Il risveglio (Sick) vede i nostri alle prese con la gamba amputata di Hershel che perde moltissimo sangue e la scoperta che nel carcere sono rimasti dei prigionieri guidati da un certo Tomas. Accordarsi per quieto vivere o eliminarli?
Scritto da Nichole Beattie e diretto da Billy Gierhart, Il risveglio sposta tutta l’azione dentro il complesso carcerario, ma anziché diminuire come la location sembrerebbe richiedere, il tasso di orrore, violenza e dinamismo, lo lascia a livelli molto alti per affiancarvi interessanti riflessioni umane, cuore della serie e di questa stagione in particolare.
Fin dalla prima sequenza, quelle pre-sigla, si evince questo: Rick e soci lasciano i prigionieri con la gamba mozza di Hershel, evidente preludio a quanto accadrà in seguito. E tutto si basa proprio sul rapporto tra possibile guerra o convivenza, tra i due gruppi di sopravvissuti. Un incontro teso, aggravato in un certo senso dal dato che i prigionieri, rinchiusi in una mensa allo scoppio dell’epidemia, non sono a conoscenza dell’apocalisse che si è abbattuta sulla Terra e che porterà a un accordo: ripulire un intero blocco dagli zombi per lasciarli vivere in cambio di metà delle razioni.
Così il tema principale dell’episodio diventa la crescita, la consapevolezza, l’indirizzo degli istinti per un più giusto fine: il gruppo che addestra i prigionieri su come si uccidono i non morti, Carl che si crede ormai un bambino soldato e perde di vista il suo essere figlio (il giorno che lo picchieranno come si deve sarà sempre troppo tardi), Maggie e Beth che devono prepararsi a dire addio al padre, in fin di vita (ma si riprenderà). E questi istinti prendono il soprassalto dopo che, parlando con Lori, Rick riflette sul possibile “sterminio” dei prigionieri, che avviene dopo un assalto di un gruppo di zombi.

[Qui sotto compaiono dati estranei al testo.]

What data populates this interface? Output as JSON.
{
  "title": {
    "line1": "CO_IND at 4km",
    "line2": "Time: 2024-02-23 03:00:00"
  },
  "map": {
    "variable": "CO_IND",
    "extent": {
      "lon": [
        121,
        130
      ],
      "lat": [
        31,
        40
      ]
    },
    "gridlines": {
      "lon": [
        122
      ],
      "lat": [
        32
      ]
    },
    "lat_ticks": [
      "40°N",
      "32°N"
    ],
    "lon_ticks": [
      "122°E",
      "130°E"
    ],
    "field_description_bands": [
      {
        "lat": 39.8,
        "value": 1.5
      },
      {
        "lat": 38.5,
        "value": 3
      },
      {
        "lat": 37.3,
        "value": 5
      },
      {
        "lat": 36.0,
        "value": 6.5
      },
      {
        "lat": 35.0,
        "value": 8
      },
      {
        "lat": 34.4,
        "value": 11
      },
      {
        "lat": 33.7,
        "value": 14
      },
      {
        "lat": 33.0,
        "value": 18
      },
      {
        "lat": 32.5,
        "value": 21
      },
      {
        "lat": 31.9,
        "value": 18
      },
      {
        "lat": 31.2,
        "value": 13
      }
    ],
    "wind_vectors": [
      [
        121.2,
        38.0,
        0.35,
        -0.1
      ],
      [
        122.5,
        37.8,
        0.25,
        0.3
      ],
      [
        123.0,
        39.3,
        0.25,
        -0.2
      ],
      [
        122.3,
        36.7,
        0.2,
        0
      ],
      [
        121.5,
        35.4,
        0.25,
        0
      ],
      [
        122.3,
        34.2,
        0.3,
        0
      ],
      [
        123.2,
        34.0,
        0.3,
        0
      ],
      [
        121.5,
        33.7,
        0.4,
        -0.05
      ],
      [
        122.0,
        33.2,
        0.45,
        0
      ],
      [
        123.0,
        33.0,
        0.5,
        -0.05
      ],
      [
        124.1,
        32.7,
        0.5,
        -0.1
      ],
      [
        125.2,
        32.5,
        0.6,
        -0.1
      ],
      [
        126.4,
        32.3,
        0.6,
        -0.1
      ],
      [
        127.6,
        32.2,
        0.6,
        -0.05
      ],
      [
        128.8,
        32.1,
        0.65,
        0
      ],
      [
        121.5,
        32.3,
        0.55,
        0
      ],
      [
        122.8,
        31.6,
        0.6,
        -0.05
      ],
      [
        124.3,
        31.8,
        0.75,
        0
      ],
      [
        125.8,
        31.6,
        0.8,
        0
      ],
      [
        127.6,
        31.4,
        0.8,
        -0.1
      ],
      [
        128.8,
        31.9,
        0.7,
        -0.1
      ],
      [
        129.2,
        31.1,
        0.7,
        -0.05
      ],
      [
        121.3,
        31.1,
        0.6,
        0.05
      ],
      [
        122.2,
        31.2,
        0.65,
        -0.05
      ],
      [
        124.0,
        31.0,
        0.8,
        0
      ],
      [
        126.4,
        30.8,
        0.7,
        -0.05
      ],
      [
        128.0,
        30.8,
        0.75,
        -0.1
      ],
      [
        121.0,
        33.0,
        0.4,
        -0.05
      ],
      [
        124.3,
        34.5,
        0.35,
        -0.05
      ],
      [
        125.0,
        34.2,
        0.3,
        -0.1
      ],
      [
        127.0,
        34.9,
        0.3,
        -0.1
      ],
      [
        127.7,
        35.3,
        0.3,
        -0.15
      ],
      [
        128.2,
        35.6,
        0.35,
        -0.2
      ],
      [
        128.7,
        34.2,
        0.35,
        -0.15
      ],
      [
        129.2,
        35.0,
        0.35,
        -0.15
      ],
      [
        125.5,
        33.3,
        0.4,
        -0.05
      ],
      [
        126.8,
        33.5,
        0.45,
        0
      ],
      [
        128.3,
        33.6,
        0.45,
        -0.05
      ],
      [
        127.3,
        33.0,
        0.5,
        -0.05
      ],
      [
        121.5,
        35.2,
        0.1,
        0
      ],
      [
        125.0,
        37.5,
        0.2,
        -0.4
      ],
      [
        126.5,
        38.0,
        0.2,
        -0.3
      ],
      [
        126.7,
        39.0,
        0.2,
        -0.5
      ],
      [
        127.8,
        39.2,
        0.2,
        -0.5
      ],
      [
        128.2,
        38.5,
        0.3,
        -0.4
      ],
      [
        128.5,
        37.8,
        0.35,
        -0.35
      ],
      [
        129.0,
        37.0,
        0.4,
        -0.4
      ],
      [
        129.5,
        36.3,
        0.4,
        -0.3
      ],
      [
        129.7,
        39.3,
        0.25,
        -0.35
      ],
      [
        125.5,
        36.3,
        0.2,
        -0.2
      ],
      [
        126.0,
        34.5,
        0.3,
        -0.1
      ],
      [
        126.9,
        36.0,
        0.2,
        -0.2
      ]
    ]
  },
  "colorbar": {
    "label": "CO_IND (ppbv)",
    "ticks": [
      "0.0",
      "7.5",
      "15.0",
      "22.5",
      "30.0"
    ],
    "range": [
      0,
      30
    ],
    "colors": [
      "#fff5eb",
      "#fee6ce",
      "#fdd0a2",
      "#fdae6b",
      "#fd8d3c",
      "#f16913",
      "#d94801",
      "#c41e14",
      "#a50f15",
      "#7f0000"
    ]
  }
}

Dopo un incidente ambiguo che mette Rick in fin di vita, lo sceriffo guarda negli occhi Tomas e, dicendogli “Shit happens” (una versione più volgare di “cose che capitano”), gli pianta un machete in testa, sterminando i prigionieri e rinchiudendo gli unici due inoffensivi nel blocco ripulito, ma pieno di cadaveri. Grande scena e decisione fondamentale che, seppur legittima, mette in dubbio l’umanità di Rick riportando il discorso al concetto di coscienza alla base del discorso della serie: cosa è legittimo fare per salvare sé stessi e la propria comunità?
Sceneggiatura inappuntabile sia dal punto di vista dell’intreccio sia da quello dei contenuti e una regia sempre più sicura, piena di azione, effetti speciali e tensione come si richiede a un prodotto del genere (il top dell’episodio: lo zombie che per liberarsi dalle manette si trancia una mano): forse The Walking Dead ha raggiunto la quadratura del cerchio?